The earlier testimony of Howden and Gilbert had focused largely on the nature of the package and, while Brailsford’s appearance rendered much of that session moot, it is instructive to note an apparent lack of shared knowledge.

While Brailsford had the key information at his finger tips, the British Cycling chiefs appeared to have a much sketchier understanding of the issue — dictated in part by Ukad’s instructions.

Asked directly if he knew the contents, Howden said: “I don’t know and am not aware of any senior management teams of British Cycling who would know. As soon as the matter came to light we passed the matter over to Ukad.”

Gilbert responded to a question about medical packages being transported around the world by interjecting: “You are making the assumption it is a medical package.

“British Cycling sends packages on a regular basis. We have teams competing around the world and we regularly send out packages which might have anything from pedals to spare shoes. All sorts of things.

“We’ve not looked into this because we have been instructed by Ukad not to look into it.”

At one stage Gilbert agreed it was “bizarre” to deliver a package across international borders without being aware of its contents.

Former British Cycling team director Sutton, who worked closely with Wiggins for much of his career, also appeared.

Leaked Wada documents revealed in September that Wiggins was granted therapeutic use exemptions — essentially doctor’s notes allowing athletes to use medicine that would otherwise be banned — to use the powerful corticosteroid triamcinolone before his three biggest races in 2011, 2012 and 2013, including his famous 2012 Tour de France victory.

He was asked about the package and its relevance to Wiggins and indicated it did contain medical supplies and that those supplies were given to his rider.

“I believe (Freeman) administered the medication,” he said.

“Obviously there was a medical supply he (Cope) delivered. I don’t know what was in the package... whatever it was he would have administered. When the ingredients of the package comes out everybody will be clear. I’m quite sure, 100 per cent, there’ll be no wrongdoing.

“Knowing the kid (Wiggins) for many, many years as far I’m concerned he never worked outside any rules.

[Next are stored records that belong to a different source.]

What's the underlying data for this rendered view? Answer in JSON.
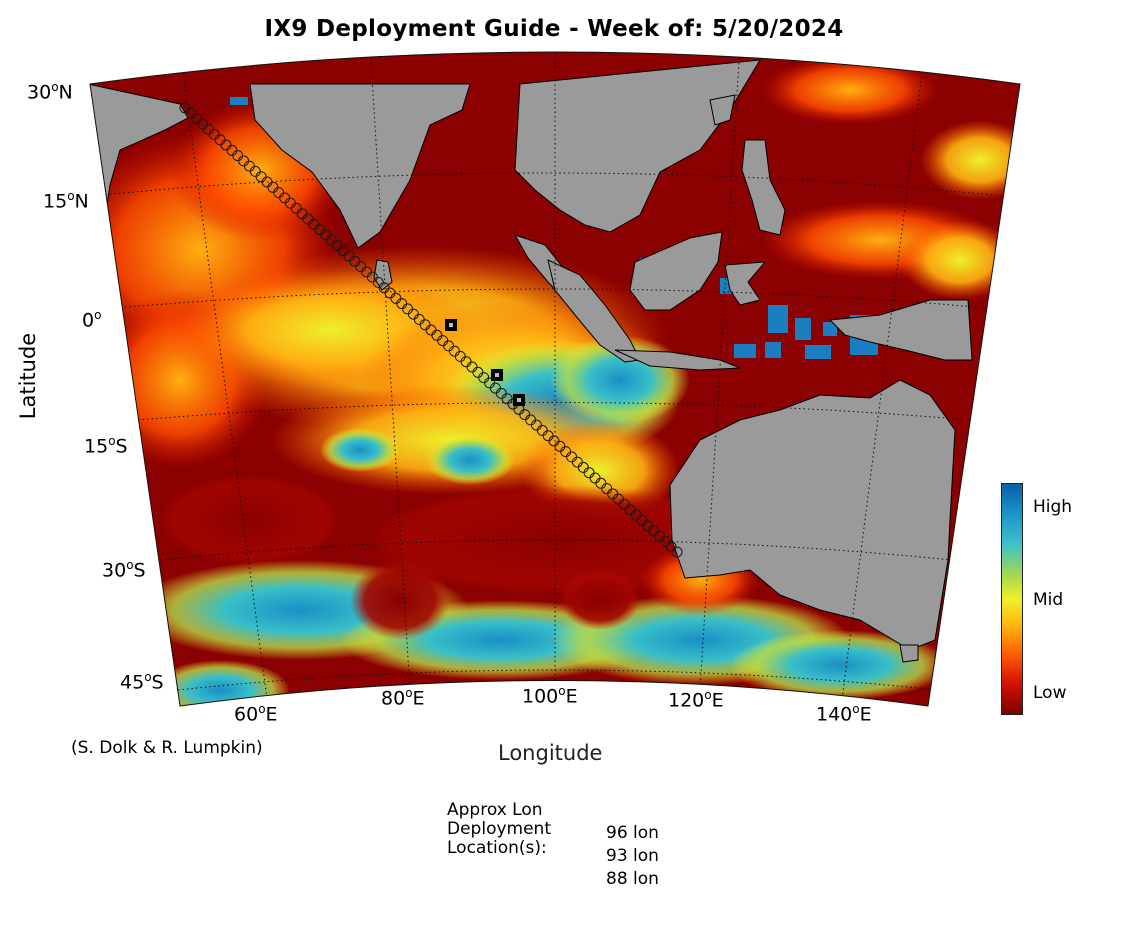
{
  "title": "IX9 Deployment Guide - Week of: 5/20/2024",
  "axes": {
    "ylabel": "Latitude",
    "xlabel": "Longitude",
    "lat_ticks": [
      {
        "deg": "30",
        "hemi": "N"
      },
      {
        "deg": "15",
        "hemi": "N"
      },
      {
        "deg": "0",
        "hemi": ""
      },
      {
        "deg": "15",
        "hemi": "S"
      },
      {
        "deg": "30",
        "hemi": "S"
      },
      {
        "deg": "45",
        "hemi": "S"
      }
    ],
    "lon_ticks": [
      {
        "deg": "60",
        "hemi": "E"
      },
      {
        "deg": "80",
        "hemi": "E"
      },
      {
        "deg": "100",
        "hemi": "E"
      },
      {
        "deg": "120",
        "hemi": "E"
      },
      {
        "deg": "140",
        "hemi": "E"
      }
    ]
  },
  "credit": "(S. Dolk & R. Lumpkin)",
  "colorbar": {
    "labels": [
      "High",
      "Mid",
      "Low"
    ],
    "colors": [
      "#0a5fa8",
      "#f1ef2a",
      "#7a0000"
    ]
  },
  "deployment": {
    "heading_lines": [
      "Approx Lon",
      "Deployment",
      "Location(s):"
    ],
    "locations": [
      "96 lon",
      "93 lon",
      "88 lon"
    ]
  },
  "colors": {
    "land": "#9a9a9a",
    "ocean_low": "#8b0000",
    "track": "#1a1a1a"
  }
}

“Given the fact Dave Brailsford was probably the pioneer behind clean cycling and created what is probably the cleanest team in the world and set up a zero tolerance programme, there was no wrongdoing there.

“I can’t state strongly enough there was no wrongdoing on any part of Brad and Team Sky.”

Brailsford closed by taking executive responsibility for the damaging episode and said he should have handled the fallout better.

“There’s always lessons to be learned and you start with yourself,” he said.

“I could have done a lot better quite frankly. They (Team Sky riders and employees) don’t deserve to have this shadow cast over them. These are people who are performing fantastically well who don’t deserve that and it pains me that they’ve had any doubt cast over them because of my actions.”